Poi uno dei momenti più sentiti del viaggio: «Abbiamo visitato uno dei cimiteri della città: interi campi di tombe freschissime, punteggiati dalle bandiere ucraine, ricordano i soldati morti al fronte. Qui la stima per i militari è altissima, sono considerati i protettori della nazione, mentre nella politica la fiducia è sempre meno».

Quello incontrato da Seghezzi è un «popolo fierissimo, determinato a combattere per difendere la propria libertà» ma anche una «società civile determinata a ripartire, professori, imprenditori e cittadini che hanno accolto come un gesto di vicinanza e speranza la visita di persone comuni, come loro».

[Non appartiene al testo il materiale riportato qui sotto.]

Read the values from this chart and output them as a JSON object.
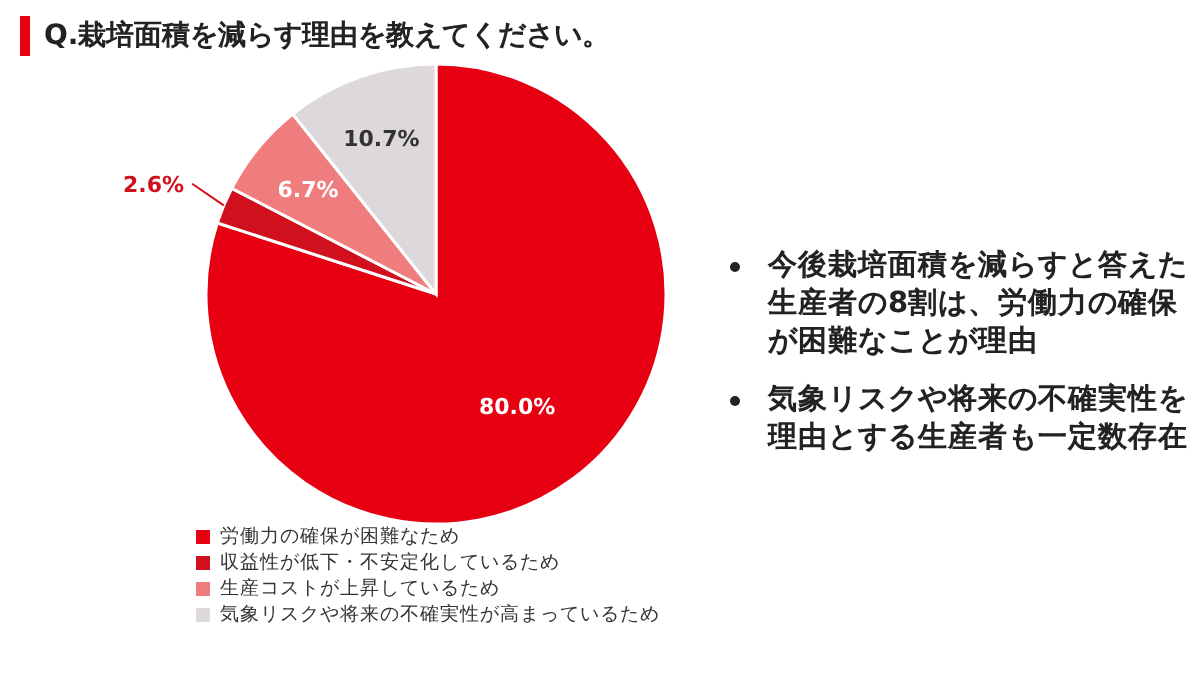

Nella serata di venerdì i volontari italiani sono stati poi accolti alla Filarmonica di Kharkiv per un concerto d’organo organizzato per l’occasione: «In questi ultimi anni quest’organo, che è il più grande del Paese, ha suonato poche volte. È stato un momento colmo di emozione che corona un’esperienza umana che ci fa tornare decisamente più carichi di significato e riflessioni di quando siamo partiti. Vedere in faccia le persone, confrontarsi con quel popolo di cui si parla spesso come qualcosa di lontano, non ha pari».